Le personnel monte dans l'appareil, valises en main et silence pesant. Le pilote et son équipage prennent place dans le cockpit et procèdent à leurs manoeuvres de sécurité. Les hôtesses de l'air et les stewards s'activent dans le silence complet, chacun connait sa tâche et tous sont habitués des protocoles aériens.

Je me faufile - avec la plus grande discrétion - en direction des toilettes. Là, je m'enferme à double tour et je pose mon sac à main sur l'évier. Je respire un bon coup, essayant de faire le moins de bruits possibles. Je place mes mains aux deux extrémités de l'évier et laisse tomber ma tête entre mes bras. Ma poitrine se soulève doucement, au rythme des pulsations de mon coeur. 1..2..3..1..2..3.. Un rythme infernal et qui revient telle une mélodie apprise par coeur. Une musique que j'ai souvent voulu arrêter pour toujours.

Je prie en mon fort intérieur pour que personne n'ait remarqué mon absence, je serais renvoyé si quelqu'un l'apprenait.J'ouvre mon sac et la main tremblante, je fouille la double poche secrète au fond de ce dernier. J'en extirpe la boîte orange que tout le monde connait et avale les trois cachets bleus que le docteur bataille à me faire boire tous les jours. Trois le matin, quatre le soir, pas cinq, sinon c'est la mort assurée. Je sais à quoi m'en tenir pour le moment.

Soulagée, je scrute mon reflet dans le miroir. Une mine blanche maquillée de rouge et de noir pour dissimuler la peine et les grands maux. Je réajuste mon chignon banane et mon chapeau et je respire un bon coup. Penser à la mer qui efface nos problèmes écrits sur le sable chaud, penser à notre ex du lycée qui s'étouffe dans un bar, ivre mort. J'avoue, le docteur ne m'a rien dit de tel mais j'aime bien varier les idées quelques fois.

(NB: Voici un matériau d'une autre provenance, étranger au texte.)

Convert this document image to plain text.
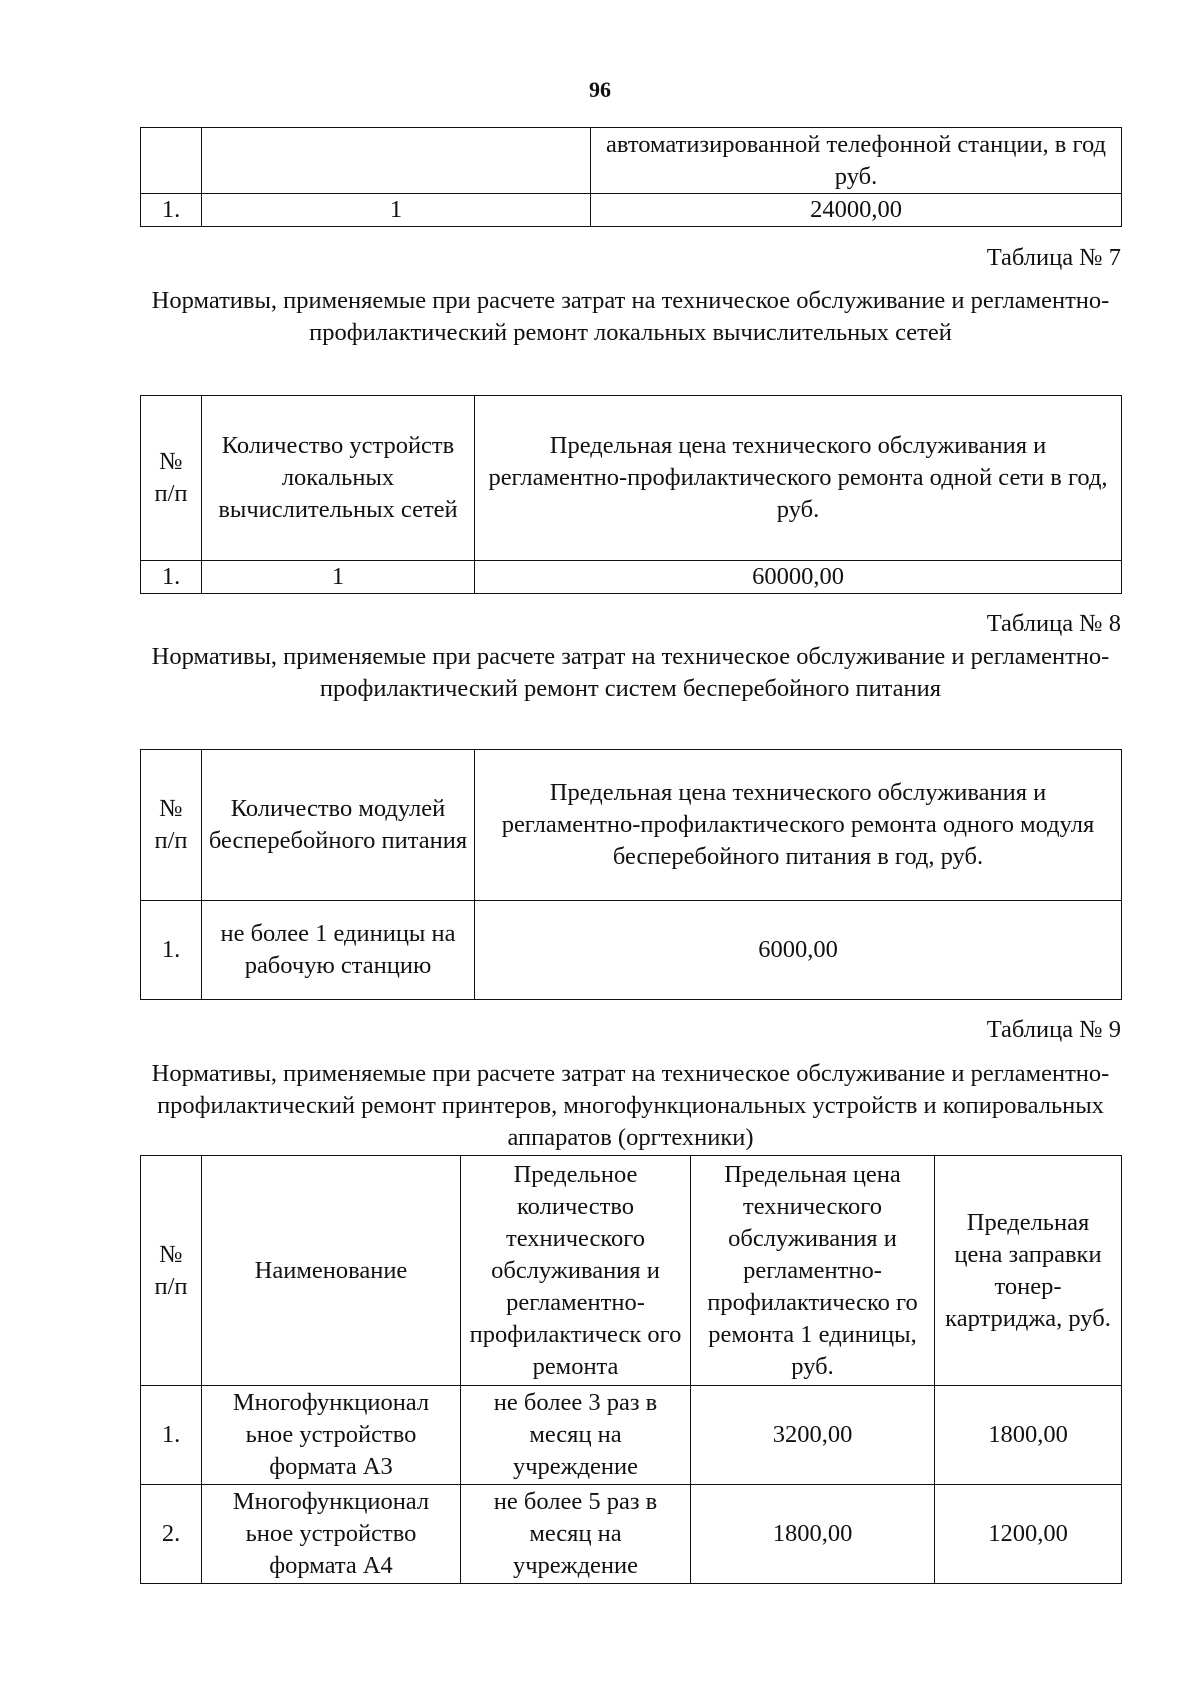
96
		автоматизированной телефонной станции, в год руб.
1.	1	24000,00
Таблица № 7
Нормативы, применяемые при расчете затрат на техническое обслуживание и регламентно-профилактический ремонт локальных вычислительных сетей
№ п/п	Количество устройств локальных вычислительных сетей	Предельная цена технического обслуживания и регламентно-профилактического ремонта одной сети в год, руб.
1.	1	60000,00
Таблица № 8
Нормативы, применяемые при расчете затрат на техническое обслуживание и регламентно-профилактический ремонт систем бесперебойного питания
№ п/п	Количество модулей бесперебойного питания	Предельная цена технического обслуживания и регламентно-профилактического ремонта одного модуля бесперебойного питания в год, руб.
1.	не более 1 единицы на рабочую станцию	6000,00
Таблица № 9
Нормативы, применяемые при расчете затрат на техническое обслуживание и регламентно-профилактический ремонт принтеров, многофункциональных устройств и копировальных аппаратов (оргтехники)
№ п/п	Наименование	Предельное количество технического обслуживания и регламентно-профилактическ ого ремонта	Предельная цена технического обслуживания и регламентно-профилактическо го ремонта 1 единицы, руб.	Предельная цена заправки тонер-картриджа, руб.
1.	Многофункционал ьное устройство формата А3	не более 3 раз в месяц на учреждение	3200,00	1800,00
2.	Многофункционал ьное устройство формата А4	не более 5 раз в месяц на учреждение	1800,00	1200,00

Revigorée, je sors des toilettes et me dirige vers la salle de repos du personnel : la Crew Rest Area. C'est là où nous nous reposons et discutons de temps à autres quand le travail est moins lourd. Nous pouvons y boire un coup mais pas trop - c'est mauvais pour l'image - parler du passager 32B et son ingratitude ou alors nous décidons de faire une bonne sieste bien méritée si on a pas bien dormi avant le décollage.

Vous l'aurez compris, je suis hôtesse de l'air. Mais pas n'importe quelle hôtesse bien sûr, une hôtesse qui fait partie de l'élite, Emirates, plus importe compagnie aérienne des Émirats arabes unies et du Moyen-Orient. Rien que ça.

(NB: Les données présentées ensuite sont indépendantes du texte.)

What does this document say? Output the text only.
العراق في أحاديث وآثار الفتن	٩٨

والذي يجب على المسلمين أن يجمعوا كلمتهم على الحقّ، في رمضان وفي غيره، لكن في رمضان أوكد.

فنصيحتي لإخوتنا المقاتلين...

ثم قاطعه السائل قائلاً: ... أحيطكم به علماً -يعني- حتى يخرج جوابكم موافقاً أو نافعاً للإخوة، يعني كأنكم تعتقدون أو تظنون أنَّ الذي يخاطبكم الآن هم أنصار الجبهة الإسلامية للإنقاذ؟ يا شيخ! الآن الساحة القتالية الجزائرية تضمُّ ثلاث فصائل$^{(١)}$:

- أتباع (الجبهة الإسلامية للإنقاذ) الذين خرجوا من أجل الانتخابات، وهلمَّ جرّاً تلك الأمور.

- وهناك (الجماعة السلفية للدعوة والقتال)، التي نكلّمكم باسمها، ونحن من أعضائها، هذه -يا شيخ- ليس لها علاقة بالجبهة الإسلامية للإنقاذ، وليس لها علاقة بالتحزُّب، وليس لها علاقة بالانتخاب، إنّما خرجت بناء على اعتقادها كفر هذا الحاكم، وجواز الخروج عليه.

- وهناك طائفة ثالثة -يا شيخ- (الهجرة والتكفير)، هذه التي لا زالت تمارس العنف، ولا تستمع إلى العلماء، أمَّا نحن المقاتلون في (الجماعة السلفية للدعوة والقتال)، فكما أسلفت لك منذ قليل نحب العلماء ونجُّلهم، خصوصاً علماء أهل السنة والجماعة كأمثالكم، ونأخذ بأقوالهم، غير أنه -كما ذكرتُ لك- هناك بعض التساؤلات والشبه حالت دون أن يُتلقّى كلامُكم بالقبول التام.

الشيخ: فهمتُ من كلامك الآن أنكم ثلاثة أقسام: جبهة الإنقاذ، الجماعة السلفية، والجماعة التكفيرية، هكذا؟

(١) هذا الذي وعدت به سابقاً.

Bien que les conditions de vie soient parfois rudes et éprouvantes, j'ai énormément de chances de travailler pour une compagnie aussi bienveillante et adorable envers son personnel. Nous avons tous notre place au sein de l'agence et chacun se sent utile à sa manière.

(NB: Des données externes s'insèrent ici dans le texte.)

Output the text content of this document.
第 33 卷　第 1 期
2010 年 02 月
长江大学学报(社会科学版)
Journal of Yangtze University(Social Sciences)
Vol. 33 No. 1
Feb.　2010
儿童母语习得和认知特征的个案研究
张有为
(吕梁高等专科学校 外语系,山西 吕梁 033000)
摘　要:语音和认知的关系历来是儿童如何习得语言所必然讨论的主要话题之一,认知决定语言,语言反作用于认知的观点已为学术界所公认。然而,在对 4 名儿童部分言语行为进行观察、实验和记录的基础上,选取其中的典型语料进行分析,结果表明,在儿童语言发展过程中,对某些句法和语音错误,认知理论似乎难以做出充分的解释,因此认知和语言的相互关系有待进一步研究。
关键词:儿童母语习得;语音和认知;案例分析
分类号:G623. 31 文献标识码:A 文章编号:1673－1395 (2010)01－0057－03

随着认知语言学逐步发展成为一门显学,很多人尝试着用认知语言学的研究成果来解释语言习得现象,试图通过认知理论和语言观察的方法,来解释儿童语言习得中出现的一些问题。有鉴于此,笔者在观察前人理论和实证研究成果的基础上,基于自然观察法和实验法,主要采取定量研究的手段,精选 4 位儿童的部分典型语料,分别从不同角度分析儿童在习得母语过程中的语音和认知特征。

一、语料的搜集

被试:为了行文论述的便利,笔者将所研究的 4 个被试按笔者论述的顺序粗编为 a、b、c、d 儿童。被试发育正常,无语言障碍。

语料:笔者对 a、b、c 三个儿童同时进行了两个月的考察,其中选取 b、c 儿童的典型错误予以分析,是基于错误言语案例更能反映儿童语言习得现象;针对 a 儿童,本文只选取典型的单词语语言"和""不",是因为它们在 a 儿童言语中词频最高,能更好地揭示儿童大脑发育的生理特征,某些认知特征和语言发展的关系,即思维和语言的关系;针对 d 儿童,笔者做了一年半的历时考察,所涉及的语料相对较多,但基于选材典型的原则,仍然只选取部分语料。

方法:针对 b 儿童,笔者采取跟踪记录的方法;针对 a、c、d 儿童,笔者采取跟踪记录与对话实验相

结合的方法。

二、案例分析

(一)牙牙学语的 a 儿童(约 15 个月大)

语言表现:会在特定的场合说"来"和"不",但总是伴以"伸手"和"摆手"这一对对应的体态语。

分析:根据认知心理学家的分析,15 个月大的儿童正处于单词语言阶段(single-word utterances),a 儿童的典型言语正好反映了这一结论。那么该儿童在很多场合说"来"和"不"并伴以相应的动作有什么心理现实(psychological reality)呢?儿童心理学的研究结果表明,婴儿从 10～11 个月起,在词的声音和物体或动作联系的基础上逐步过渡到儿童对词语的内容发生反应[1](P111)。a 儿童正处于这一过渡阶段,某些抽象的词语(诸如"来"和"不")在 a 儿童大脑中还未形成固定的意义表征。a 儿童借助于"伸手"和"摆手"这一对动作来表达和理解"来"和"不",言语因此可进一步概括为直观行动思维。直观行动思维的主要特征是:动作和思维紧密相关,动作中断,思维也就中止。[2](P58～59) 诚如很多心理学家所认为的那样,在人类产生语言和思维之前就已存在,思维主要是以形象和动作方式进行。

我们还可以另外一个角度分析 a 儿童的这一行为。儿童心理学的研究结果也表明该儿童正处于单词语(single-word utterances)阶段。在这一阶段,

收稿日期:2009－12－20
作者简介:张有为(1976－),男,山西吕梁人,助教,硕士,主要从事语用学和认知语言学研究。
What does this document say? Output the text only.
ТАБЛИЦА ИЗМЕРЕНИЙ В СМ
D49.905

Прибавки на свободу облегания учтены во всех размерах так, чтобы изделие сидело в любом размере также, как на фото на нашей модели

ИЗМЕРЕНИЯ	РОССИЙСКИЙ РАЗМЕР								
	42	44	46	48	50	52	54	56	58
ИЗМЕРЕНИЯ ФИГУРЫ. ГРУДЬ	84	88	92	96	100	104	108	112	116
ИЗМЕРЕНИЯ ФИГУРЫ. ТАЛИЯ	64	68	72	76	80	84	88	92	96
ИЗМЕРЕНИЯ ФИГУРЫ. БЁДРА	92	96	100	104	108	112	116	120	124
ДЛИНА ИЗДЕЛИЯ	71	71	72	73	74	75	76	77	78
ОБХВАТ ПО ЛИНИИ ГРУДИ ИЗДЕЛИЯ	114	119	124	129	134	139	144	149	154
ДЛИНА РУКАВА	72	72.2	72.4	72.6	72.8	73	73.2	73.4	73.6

« Iris, où t'étais passé ? La chef de cabine est en rogne de ne pas t'avoir vu faire ton travail. me reproche Sylvie, une fille rencontrée sur ce vol.

- Je suis désolée, j'ai dû passer aux toilettes. Je lui dirais si je la trouve. Merci Sylvie. »


J'ai été à deux doigts de me faire griller mais Dieu merci, ça n'est pas arrivé. J'aurais littéralement fondu en larmes, me connaissant. Je lui souris timidement avant de me diriger vers la classe économique. Je disais que j'aimais beaucoup mon job mais parfois, certaines choses viennent vous faire déchanter sur ce métier dont tout le monde rêve. On croirait à une vie de luxe et de plaisir, un monde utopique ou les hôtesses de l'air sont les maîtresses de leur vie et les reines des airs.

Mais la réalité est plutôt décevante, nous sommes des humains qui travaillons d'arrache pied et qui subissons les aléas de la nature. Entres autres, notre corps vieillit plus vite en raison de la pression atmosphérique dans les avions. Tout ça, ce sont des choses qui échappent à la plupart d'entre vous.

Je suis chargée de vérifier le matériel de sécurité, en gros, les masques à oxygène et les gilets de sauvetage. J'arrive en classe économique et me mets à vérifier un par un les 500 sièges. Cette étape est inévitable, on ne peut pas se permettre de faire l'impasse sur celle-ci. Vérifier si tout va bien en cas de complications.

Nous voyagons en long-courrier, Dubaï-Bogota aller et retour. Dans le plus grand avion du monde et d'Emirates, l'Airbus A380. C'est pourquoi le travail est dur et éprouvant dans cet appareil là. Nous devons réapprovisionner les plateaux repas, s'assurer que les douches et les toilettes soient en état d'usage et propres, remplir le bar à alcool, faire les lits et veiller à que tout soit nickel dans la première classe.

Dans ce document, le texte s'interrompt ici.